The Discovery Stage of an Agile project is very important. Gaia believes that good design comes from listening to what people both want and need. Then understanding how they will use the resulting system.  Often, when we design, this means starting at the end result and working backwards.  We call this process information breakdown.  The first question we always ask ourselves is what do we, Gaia, need to build, in order to provide our client’s users with the results that they are looking for when they use the system?

As well as discussing project needs with senior stakeholders we also need to talk with the end users, after all they are the people who use the current system on a day to day basis.  User input is vital to ensure a viable system that is quickly understood, appreciated and utilised. We hold a series of workshops where we ask a structured set of questions as part of an information gathering exercise. This is how we produce our User Stories.
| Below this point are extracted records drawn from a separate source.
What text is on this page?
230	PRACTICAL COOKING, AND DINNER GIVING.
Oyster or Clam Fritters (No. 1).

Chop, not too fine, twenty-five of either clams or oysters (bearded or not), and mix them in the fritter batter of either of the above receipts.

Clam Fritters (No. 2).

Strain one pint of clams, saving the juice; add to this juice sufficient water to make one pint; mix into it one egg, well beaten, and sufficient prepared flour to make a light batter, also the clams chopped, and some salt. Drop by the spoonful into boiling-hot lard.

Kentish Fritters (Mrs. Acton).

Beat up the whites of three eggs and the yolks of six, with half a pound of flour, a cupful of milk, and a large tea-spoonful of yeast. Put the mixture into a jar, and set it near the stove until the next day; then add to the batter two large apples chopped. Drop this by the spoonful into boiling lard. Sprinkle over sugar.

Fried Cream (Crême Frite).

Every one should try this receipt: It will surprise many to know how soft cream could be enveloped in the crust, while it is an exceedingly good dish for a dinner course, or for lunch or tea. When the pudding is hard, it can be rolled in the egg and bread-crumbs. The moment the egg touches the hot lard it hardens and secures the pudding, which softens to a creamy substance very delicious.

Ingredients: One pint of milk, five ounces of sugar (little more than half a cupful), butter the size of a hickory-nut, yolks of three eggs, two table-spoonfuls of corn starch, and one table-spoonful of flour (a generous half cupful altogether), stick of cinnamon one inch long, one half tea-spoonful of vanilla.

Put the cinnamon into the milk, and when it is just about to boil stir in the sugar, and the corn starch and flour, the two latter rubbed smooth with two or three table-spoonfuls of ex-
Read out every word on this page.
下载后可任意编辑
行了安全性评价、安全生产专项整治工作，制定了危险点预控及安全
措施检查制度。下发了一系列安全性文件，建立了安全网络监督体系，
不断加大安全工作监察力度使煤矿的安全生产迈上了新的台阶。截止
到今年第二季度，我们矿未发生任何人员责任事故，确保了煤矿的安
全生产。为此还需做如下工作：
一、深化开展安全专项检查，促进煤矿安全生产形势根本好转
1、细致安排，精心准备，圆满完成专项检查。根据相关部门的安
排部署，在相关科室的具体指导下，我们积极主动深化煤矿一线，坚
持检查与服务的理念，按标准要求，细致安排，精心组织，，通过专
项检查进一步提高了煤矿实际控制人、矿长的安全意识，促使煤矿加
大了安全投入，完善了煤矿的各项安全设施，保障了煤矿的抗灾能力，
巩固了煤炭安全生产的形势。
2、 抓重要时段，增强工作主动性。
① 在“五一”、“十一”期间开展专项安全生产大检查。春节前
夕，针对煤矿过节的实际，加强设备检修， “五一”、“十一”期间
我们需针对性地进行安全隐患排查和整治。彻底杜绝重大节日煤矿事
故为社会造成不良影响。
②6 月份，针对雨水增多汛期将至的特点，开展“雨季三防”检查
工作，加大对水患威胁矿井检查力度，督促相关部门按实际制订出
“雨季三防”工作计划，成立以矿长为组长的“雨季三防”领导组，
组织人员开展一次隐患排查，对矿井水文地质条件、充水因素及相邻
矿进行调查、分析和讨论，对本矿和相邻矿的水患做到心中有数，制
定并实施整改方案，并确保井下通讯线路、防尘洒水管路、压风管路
We may also hold a series of analysis exercises to understand what happens in practice, so that a full picture of existing activities is gained.

Product Vision

This is a definition of how the produce will function, who will use it, what benefits it will bring to the organisation and how it will be used.

To ascertain this information we hold workshops with our client’s end users, asking them questions such as “What do you want to do with this system?”  “What do you want it to look like when you use it?” “How will it support you’re your organisation wants to do?” “Show us how you want this to behave?”  We call this the Product Vision.

Product Road Map

This is, as the name suggests, a high level view of how the products will look all put together, with loose time frames of when they might be released for testing.

Our Product Owner will produce the Product Roadmap, with input from all stakeholders.  This identifies the major releases with goals or benefits, and will help to inform the prioritisation of the product backlog on the next major release or product version. The product roadmap also helps will budget planning, and supports portfolio management in coordinating release of related products.

Release Planning

This is is produced towards the end of the design stage and is a plan of when the products will be released into the live environment.  As well as connectivity issues, urgency and priorities are also taken into account. Each release will take into account the number of Sprints that will take place during the development stage. It is a working document that may be changes as the design phase progresses. Gaia typically use burndown charts to track progress from sprint to sprint and to measure velocity where scope is relatively fixed, and burnup charts where there is flexibility in scope.